Reel Pro Video owner retires, hands business to son

Posted11/13/2017 2:55 PM
  • Brian LaVoy converts an old 8 mm film to digital media at Reel Pro Video in Batavia Monday. LaVoy is the new owner of the business, as his father Richard recently retired.

      Brian LaVoy converts an old 8 mm film to digital media at Reel Pro Video in Batavia Monday. LaVoy is the new owner of the business, as his father Richard recently retired. Rick West | Staff Photographer

Five years ago, a woman walked into Reel Pro Video in downtown Batavia with a paper bag full of audiotape.

Little did Richard LaVoy know that it was going to be the start of what would end up being his fondest memory in 35 years of operating the video, photo and audio restoration shop.

"It looked like spaghetti, there was tape all over," said LaVoy, who revealed at a recent Batavia Chamber of Commerce event commemorating Reel Pro Video's longevity that he was retiring and turning the business over to his son Brian.

"She asked if we could convert it to a CD, and I told her there was no way we could do it -- and she started to cry," LaVoy recalled.

Then Brian came out of the backroom and said he could at least try.

"Brian is the expert at restoration," LaVoy said. "I never asked her how the tape got so destroyed."

He later found out that the tape was a recording from the woman's fiancé from back when he was deployed in Vietnam. Soldiers stationed there on occasion sent audiotapes home to update their families.

The fiancé was killed shortly after sending the tape, and after all these years, the woman determined she finally wanted to hear it.

LaVoy and his son spent three hours flattening and rerolling the tape on a cassette.

"We didn't know if we had it spooled upside down, or backward or what," LaVoy said. "We had one chance to play it and convert it to a CD, and it turned out that we captured pretty much everything this man said."

Upon getting the CD back and playing it, the woman called in tears to thank LaVoy for the effort.

"Brian and I probably felt better than she did about it," LaVoy said. "We felt like a million bucks for helping her with that."

It's a great memory for an 81-year-old fellow who has more than 50 years of doing business in Batavia under his belt.

LaVoy opened Plaza Liquors in the Batavia Plaza in 1962 when it first opened with a Ben Franklin store and then a Colonial restaurant.

He opened a Laundromat right next to the liquor store about 10 years later. He sold both a few years later, "retired" for a year, and then opened Reel Pro Video 35 years ago.

Helps the brain:

An item in a health magazine caught my eye when it noted that ballroom dancing was one of the best activities for brain health. In other words, learning new dance steps and keeping them locked into memory was an excellent way for seniors to thwart off dementia.

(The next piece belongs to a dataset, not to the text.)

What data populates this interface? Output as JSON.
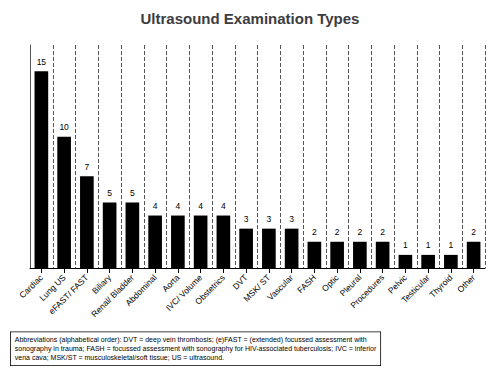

Now, a note from the Fred Astaire Dance Studios is telling me the same thing, citing a New England Journal of Medicine study that says ballroom dancing led to a 76 percent risk reduction in dementia.

November is Alzheimer's Awareness Month, so it seemed like a great time to mention this. Plus, I greatly enjoy dancing when the opportunity presents itself.

We have a Fred Astaire studio on the east side of St. Charles, Nelson Dance Center on the west side, and Vargo's Dance studio in downtown Geneva, as well as area park district programs. They are all good options for seniors to get better balance and give their brains a nice workout.

Just one bite:

In the past month, I have mentioned my fondness for doughnuts at both Dunkin' Donuts and Dimple's Donuts stores in the Tri-Cities.

Truth be told, for the longest time I really couldn't eat doughnuts, as there was something about how they are made -- that would be the grease -- that bothered my stomach a bit.

So, I discovered a way to get around that. I eat just a small piece of the doughnut at a time, so a single doughnut can last me a few days. Of course, it takes some freshness out of the equation, but it still tastes good to me.

It's also not a bad approach for the various other foodstuffs I write about that would generally not be considered good for you on a frequent basis -- cookies, pizza, Italian beef sandwiches, etc. Basically, it is best to not go overboard in terms of consuming this stuff.

Readers who have never met me in person are inclined to think, based on what I write about, that I am a jolly old fellow toting around a couple hundred pounds or more. That is not the case. In boxing parlance, I'd be a welterweight.

Another free supper:

St. Patrick Catholic Church near downtown St. Charles is joining the list of area churches offering a community dinner to area residents.

St. Patrick's first one is set for 5 to 7 p.m. Monday, Dec. 18, in the Father Carse Center at the church at 400 Cedar St.

Like the other events in the Tri-Cities, this dinner is designed to attract those who would benefit from a free meal and companionship, but everyone is invited to attend. Donations are accepted at the event.

The dinners will be offered every third Monday of the month.

Having taken my mother-in-law to the Third Tuesday Suppers at Geneva United Methodist Church for about five years before her passing, I know firsthand how important and effective these types of events are for those who otherwise wouldn't get out too often.